Cultural differences may contribute to some minority faculty being excluded
from certain opportunities or informal information sharing that could be helpful
to their career development. Cultural differences and historical factors also
may make some minority faculty reluctant to network at the divisional or departmental
level, thus reducing their chance to forge personal and professional relationships
with majority colleagues.
A potential limitation of our study is that the faculty productivity
measures were self-reported. However, we see no reason to suspect systematic
discrepancies between actual and reported numbers of publication by race or
ethnicity. We also could not evaluate the quality of the publications or other
academic activities of our respondents, but there is no evidence that minority
faculty publish articles of lesser quality. Our measure of academic performance
was research based and, thus, did not capture the achievements of faculty
in other areas, including teaching and administration. Nevertheless, on the
basis of time commitment to these latter 2 activities, white faculty were
similar to the largest minority group, black faculty. Another potential concern
about our study is response bias. Because of confidentiality concerns of the
AAMC, we cannot compare the characteristics of respondents and nonrespondents
by race and ethnicity. However, the proportion of minority faculty with senior
rank in our sample (30% for black faculty, 43% for Asian faculty, and 41%
for Hispanic faculty) is similar to that recorded in the AAMC Faculty Roster
(28% for black faculty, 38% for Asian faculty, and 39% for Hispanic faculty).5 Thus, black faculty at lower ranks did not disproportionately
respond to our questionnaire. We found that 58% of white faculty had senior
rank in contrast with the 52% recorded by the AAMC, but this difference most
likely is due to our oversampling of senior faculty and should not affect
the findings of our multivariate analysis. We could not adjust for all factors
that affect attaining senior rank that may differ among racial and ethnic
groups, such as the different tenure tracks that are in place at various medical
schools. Also, our results cannot be generalized to historically black medical
schools because they were not included in our study. Finally, given that this
was a cross-sectional survey and not an inception cohort, we have no data
from individuals who have left academic medicine. It is likely that data from
those who remain at academic centers underestimate the negative effect of
being in a minority group on the chance of attaining senior rank.22
Our findings suggest a number of possible interventions. First, the
research careers of minority faculty, particularly black and Hispanic faculty,
should be encouraged and supported financially because more research activities
should increase the likelihood of promotion.23
Second, the promotion criteria at each institution should be evaluated to
ensure that teaching and administrative activities are sufficiently rewarded.

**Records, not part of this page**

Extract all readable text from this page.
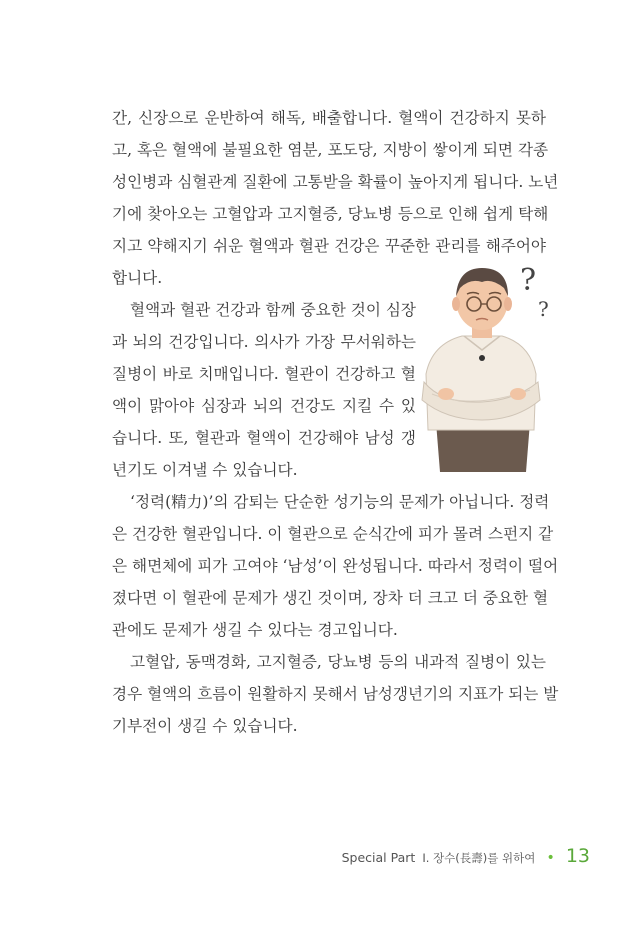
간, 신장으로 운반하여 해독, 배출합니다. 혈액이 건강하지 못하
고, 혹은 혈액에 불필요한 염분, 포도당, 지방이 쌓이게 되면 각종
성인병과 심혈관계 질환에 고통받을 확률이 높아지게 됩니다. 노년
기에 찾아오는 고혈압과 고지혈증, 당뇨병 등으로 인해 쉽게 탁해
지고 약해지기 쉬운 혈액과 혈관 건강은 꾸준한 관리를 해주어야
합니다.
혈액과 혈관 건강과 함께 중요한 것이 심장
과 뇌의 건강입니다. 의사가 가장 무서워하는
질병이 바로 치매입니다. 혈관이 건강하고 혈
액이 맑아야 심장과 뇌의 건강도 지킬 수 있
습니다. 또, 혈관과 혈액이 건강해야 남성 갱
년기도 이겨낼 수 있습니다.
‘정력(精力)’의 감퇴는 단순한 성기능의 문제가 아닙니다. 정력
은 건강한 혈관입니다. 이 혈관으로 순식간에 피가 몰려 스펀지 같
은 해면체에 피가 고여야 ‘남성’이 완성됩니다. 따라서 정력이 떨어
졌다면 이 혈관에 문제가 생긴 것이며, 장차 더 크고 더 중요한 혈
관에도 문제가 생길 수 있다는 경고입니다.
고혈압, 동맥경화, 고지혈증, 당뇨병 등의 내과적 질병이 있는
경우 혈액의 흐름이 원활하지 못해서 남성갱년기의 지표가 되는 발
기부전이 생길 수 있습니다.
?
?
Special Part Ⅰ. 장수(長壽)를 위하여 • 13
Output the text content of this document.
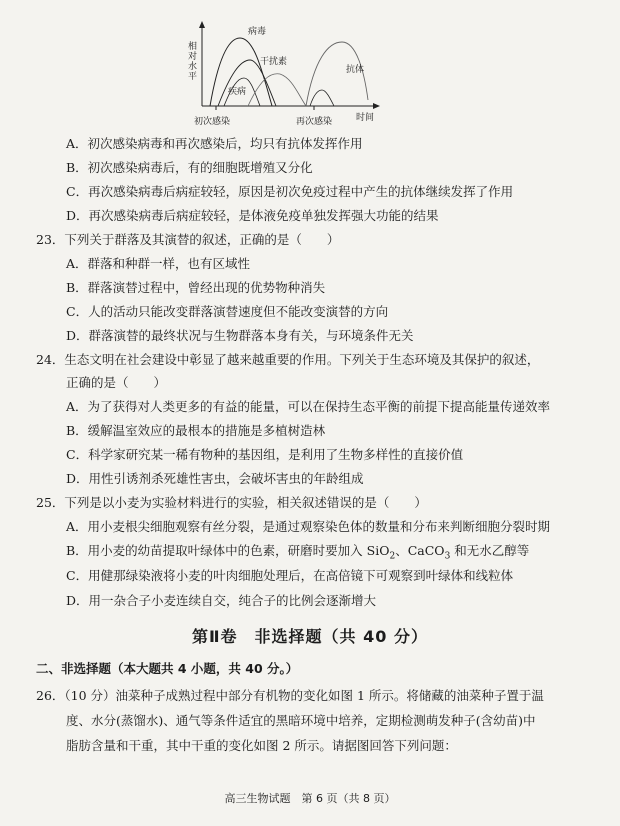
相对水平
病毒
干扰素
疾病
抗体
初次感染	再次感染	时间
A．初次感染病毒和再次感染后，均只有抗体发挥作用
B．初次感染病毒后，有的细胞既增殖又分化
C．再次感染病毒后病症较轻，原因是初次免疫过程中产生的抗体继续发挥了作用
D．再次感染病毒后病症较轻，是体液免疫单独发挥强大功能的结果
23．下列关于群落及其演替的叙述，正确的是（　　）
A．群落和种群一样，也有区域性
B．群落演替过程中，曾经出现的优势物种消失
C．人的活动只能改变群落演替速度但不能改变演替的方向
D．群落演替的最终状况与生物群落本身有关，与环境条件无关
24．生态文明在社会建设中彰显了越来越重要的作用。下列关于生态环境及其保护的叙述，
正确的是（　　）
A．为了获得对人类更多的有益的能量，可以在保持生态平衡的前提下提高能量传递效率
B．缓解温室效应的最根本的措施是多植树造林
C．科学家研究某一稀有物种的基因组，是利用了生物多样性的直接价值
D．用性引诱剂杀死雄性害虫，会破坏害虫的年龄组成
25．下列是以小麦为实验材料进行的实验，相关叙述错误的是（　　）
A．用小麦根尖细胞观察有丝分裂，是通过观察染色体的数量和分布来判断细胞分裂时期
B．用小麦的幼苗提取叶绿体中的色素，研磨时要加入 SiO$_2$、CaCO$_3$ 和无水乙醇等
C．用健那绿染液将小麦的叶肉细胞处理后，在高倍镜下可观察到叶绿体和线粒体
D．用一杂合子小麦连续自交，纯合子的比例会逐渐增大
第Ⅱ卷　非选择题（共 40 分）
二、非选择题（本大题共 4 小题，共 40 分。）
26．（10 分）油菜种子成熟过程中部分有机物的变化如图 1 所示。将储藏的油菜种子置于温
度、水分(蒸馏水)、通气等条件适宜的黑暗环境中培养，定期检测萌发种子(含幼苗)中
脂肪含量和干重，其中干重的变化如图 2 所示。请据图回答下列问题：
高三生物试题　第 6 页（共 8 页）
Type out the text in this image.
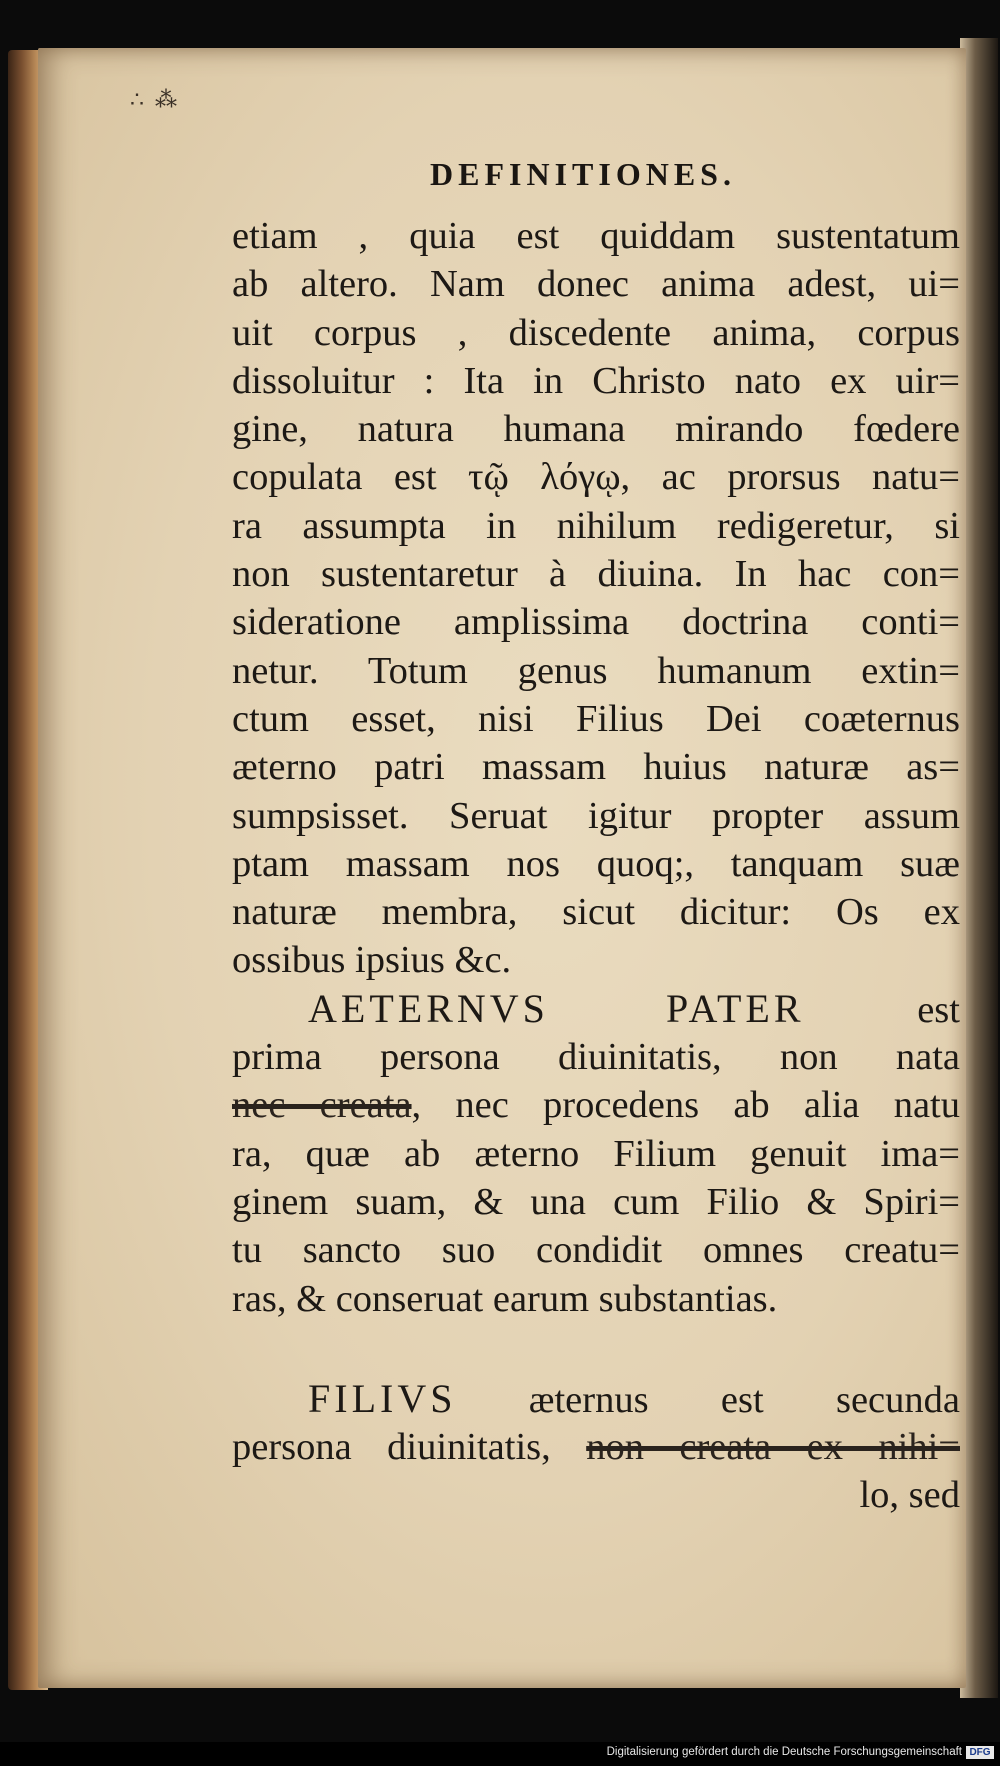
∴ ⁂
DEFINITIONES.
etiam , quia est quiddam sustentatum
ab altero. Nam donec anima adest, ui=
uit corpus , discedente anima, corpus
dissoluitur : Ita in Christo nato ex uir=
gine, natura humana mirando fœdere
copulata est τῷ λόγῳ, ac prorsus natu=
ra assumpta in nihilum redigeretur, si
non sustentaretur à diuina. In hac con=
sideratione amplissima doctrina conti=
netur. Totum genus humanum extin=
ctum esset, nisi Filius Dei coæternus
æterno patri massam huius naturæ as=
sumpsisset. Seruat igitur propter assum
ptam massam nos quoq;, tanquam suæ
naturæ membra, sicut dicitur: Os ex
ossibus ipsius &c.
AETERNVS PATER est
prima persona diuinitatis, non nata
nec creata, nec procedens ab alia natu
ra, quæ ab æterno Filium genuit ima=
ginem suam, & una cum Filio & Spiri=
tu sancto suo condidit omnes creatu=
ras, & conseruat earum substantias.
FILIVS æternus est secunda
persona diuinitatis, non creata ex nihi=
lo, sed
Digitalisierung gefördert durch die Deutsche Forschungsgemeinschaft DFG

This would include greater value placed on scholarly activities other than
publication, such as excellence in teaching, the performance of administrative
responsibilities, and service to the community served by the medical school.
Third, external reviewers blinded to the race and ethnicity of the faculty
member should evaluate the candidate's curriculum vitae for promotion to limit
the potential for ethnic and racial bias. Fourth, medical schools should disseminate
their promotion and tenure procedures, offer formal career counseling and
faculty development programs, and establish formal monitoring processes for
their faculty as recommended by the American College of Physicians.19 In addition, qualitative studies may have a role
in identifying the factors minority faculty perceive as barriers to their
advancement and in suggesting effective interventions. More minority faculty
in senior positions would help provide role models and mentors to minority
junior faculty, resident physicians, and medical students.
Armed with the results of our study and the reality of an increasingly
diverse US population, medical school deans and department heads need to foster
and provide greater support for the careers of minority faculty to ensure
their equitable representation at all levels in academic medicine.